When I moved back into my dorm (a good while after he's been acting/feeling strange) I sent up my divided 5 gal with the boys. They both seemed to enjoy the space, especially Alle!
...But Maccies grew unwell again. He was constrantly hunting for Alle (Alle not so much), stressing himself out, not eating because he could see Alle, etc. Even when he couldnt see Alle (through a doubled up divider), he was still freaking himself out 
I noticed his scales were a bit raised and took him out of the tank and into a 1.5gal QT to see if he'd improve. He did. Like CRAZY. He was his old derpy self again 
...But when I put him back with Alle...
Right back to being stressed and unwell :c
I decided it wasnt fair to Maccies to have him in a place he couldnt fully enjoy his life in.

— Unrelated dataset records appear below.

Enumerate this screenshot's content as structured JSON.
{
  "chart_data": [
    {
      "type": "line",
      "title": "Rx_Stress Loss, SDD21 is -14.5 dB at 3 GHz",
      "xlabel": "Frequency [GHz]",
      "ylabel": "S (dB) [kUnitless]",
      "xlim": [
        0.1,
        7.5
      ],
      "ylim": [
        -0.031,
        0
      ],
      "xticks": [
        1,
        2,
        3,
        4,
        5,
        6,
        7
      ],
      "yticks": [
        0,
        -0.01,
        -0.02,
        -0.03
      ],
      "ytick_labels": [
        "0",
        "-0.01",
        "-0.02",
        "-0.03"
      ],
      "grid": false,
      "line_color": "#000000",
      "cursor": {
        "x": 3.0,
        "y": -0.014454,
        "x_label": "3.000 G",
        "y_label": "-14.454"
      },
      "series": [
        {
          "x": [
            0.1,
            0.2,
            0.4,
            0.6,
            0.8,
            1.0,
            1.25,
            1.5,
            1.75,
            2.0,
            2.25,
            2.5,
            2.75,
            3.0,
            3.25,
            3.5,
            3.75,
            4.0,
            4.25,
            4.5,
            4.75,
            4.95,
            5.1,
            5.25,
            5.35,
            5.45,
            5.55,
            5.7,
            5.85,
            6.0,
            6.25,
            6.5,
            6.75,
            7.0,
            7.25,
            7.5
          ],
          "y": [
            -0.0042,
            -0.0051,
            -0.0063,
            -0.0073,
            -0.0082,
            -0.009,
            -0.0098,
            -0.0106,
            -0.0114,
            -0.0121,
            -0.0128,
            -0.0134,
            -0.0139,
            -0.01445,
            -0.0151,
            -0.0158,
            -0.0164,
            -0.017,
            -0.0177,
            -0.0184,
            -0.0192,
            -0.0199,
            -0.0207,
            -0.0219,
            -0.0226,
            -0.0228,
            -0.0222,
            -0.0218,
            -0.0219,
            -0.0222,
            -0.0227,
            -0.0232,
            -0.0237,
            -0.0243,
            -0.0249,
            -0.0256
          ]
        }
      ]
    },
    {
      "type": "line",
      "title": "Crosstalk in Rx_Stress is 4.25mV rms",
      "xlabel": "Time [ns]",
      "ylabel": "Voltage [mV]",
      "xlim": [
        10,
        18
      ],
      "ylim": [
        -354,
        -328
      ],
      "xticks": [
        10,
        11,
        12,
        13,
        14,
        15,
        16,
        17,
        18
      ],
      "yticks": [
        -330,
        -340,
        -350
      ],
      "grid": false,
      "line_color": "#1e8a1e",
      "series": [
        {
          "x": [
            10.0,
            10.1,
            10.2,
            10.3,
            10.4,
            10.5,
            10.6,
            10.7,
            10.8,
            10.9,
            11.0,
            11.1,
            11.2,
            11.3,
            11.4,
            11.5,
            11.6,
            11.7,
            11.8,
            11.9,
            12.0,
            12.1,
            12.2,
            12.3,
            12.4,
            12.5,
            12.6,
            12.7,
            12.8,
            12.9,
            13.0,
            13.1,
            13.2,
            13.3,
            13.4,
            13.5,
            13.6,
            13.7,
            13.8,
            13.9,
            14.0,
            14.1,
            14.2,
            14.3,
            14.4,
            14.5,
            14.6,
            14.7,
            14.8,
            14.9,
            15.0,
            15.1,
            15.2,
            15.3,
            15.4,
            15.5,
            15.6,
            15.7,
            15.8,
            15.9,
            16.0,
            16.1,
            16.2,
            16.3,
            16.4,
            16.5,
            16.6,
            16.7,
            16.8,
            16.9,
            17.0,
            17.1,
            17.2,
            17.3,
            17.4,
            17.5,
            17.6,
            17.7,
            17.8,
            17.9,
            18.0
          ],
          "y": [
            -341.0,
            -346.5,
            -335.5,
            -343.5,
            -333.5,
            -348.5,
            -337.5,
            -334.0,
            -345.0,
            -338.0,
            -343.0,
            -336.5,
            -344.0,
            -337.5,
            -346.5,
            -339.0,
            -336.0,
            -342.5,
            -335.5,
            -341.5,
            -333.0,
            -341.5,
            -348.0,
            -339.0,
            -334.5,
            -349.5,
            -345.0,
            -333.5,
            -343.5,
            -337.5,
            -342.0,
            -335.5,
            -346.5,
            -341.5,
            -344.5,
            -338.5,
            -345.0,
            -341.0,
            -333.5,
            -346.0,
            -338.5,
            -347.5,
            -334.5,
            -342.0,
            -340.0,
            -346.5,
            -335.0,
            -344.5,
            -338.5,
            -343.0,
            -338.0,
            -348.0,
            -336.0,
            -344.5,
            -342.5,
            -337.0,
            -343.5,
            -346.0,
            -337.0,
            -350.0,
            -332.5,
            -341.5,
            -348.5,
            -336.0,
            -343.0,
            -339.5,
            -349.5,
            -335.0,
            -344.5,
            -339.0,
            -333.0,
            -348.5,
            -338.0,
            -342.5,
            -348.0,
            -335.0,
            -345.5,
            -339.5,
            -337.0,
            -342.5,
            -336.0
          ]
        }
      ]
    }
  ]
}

My friend down the hall absolutley fell in love with him, so I decided to let her care for him (shes exstatic!) She's had bettas before and has me as well, so I know hes in good hands.

It might be just Maccies, he's always been a little on the frail side :'c It wouldnt be right of me to keep him in a life of constant stress and unsettledness just because I wanted to keep to boys :'c <3 Maybe another time Ill look for another boy, who knows? But not now.


----------



## HayrideHaunter (Dec 20, 2010)

well thats incredibly sweet of you to care so much for him that you're giving him up. I think he will appreciate the stress-free life, and I'm sure he's grateful for all of the care you've given him. You sound like an awesome fish owner =)


----------



## bettalover2033 (Feb 17, 2010)

PewPewPew said:


> Well, when I first got Maccies from Petsmart (one where they do a decent job of tending to their bettas), he seemed alert and happy. After a few days, I began to really really worry something was wrong with him. As the week went on, I grew more and more worried about him, to the point where I was considering bringing him back. Then, he got better.
> When I moved back into my dorm (a good while after he's been acting/feeling strange) I sent up my divided 5 gal with the boys. They both seemed to enjoy the space, especially Alle!
> ...But Maccies grew unwell again. He was constrantly hunting for Alle (Alle not so much), stressing himself out, not eating because he could see Alle, etc. Even when he couldnt see Alle (through a doubled up divider), he was still freaking himself out
> I noticed his scales were a bit raised and took him out of the tank and into a 1.5gal QT to see if he'd improve. He did. Like CRAZY. He was his old derpy self again
> ...


Oh i see, i thought that the betta was going to your friend that was like 5 miles away lol.


----------



## BlueHaven (Jul 17, 2010)

Aww that is really cool and cute!
And that clip of the dog freaked me out...what's with the eyebrows?


----------



## bettalover2033 (Feb 17, 2010)

BlueHaven said:


> Aww that is really cool and cute!
> And that clip of the dog freaked me out...what's with the eyebrows?


i agree and would like to know as well. >.<


----------



## PewPewPew (Nov 26, 2010)

I thought that was hysterical X'D

And nope! Shes down the hall :B

Thankies, HayrideHaunter :3


----------



## ilovebunnies (Oct 11, 2010)

Awwww, that's adorable! You should convince your friend to join the forums, lol.


----------



## bettalover2033 (Feb 17, 2010)

PewPewPew said:


> I thought that was hysterical X'D
> 
> And nope! Shes down the hall :B
> 
> Thankies, HayrideHaunter :3


lol okay


----------



## Marona (Jan 31, 2011)

My petsmart fish is a frail guy, too. He's so shy. :/ I'm hoping he'll associate me with food more as the time goes on.

But it's weird that he seems more energetic when I actually put him next to my more aggressive male in the divided tank.


----------



## Fermin (Apr 18, 2010)

Awww what a great little fish!


----------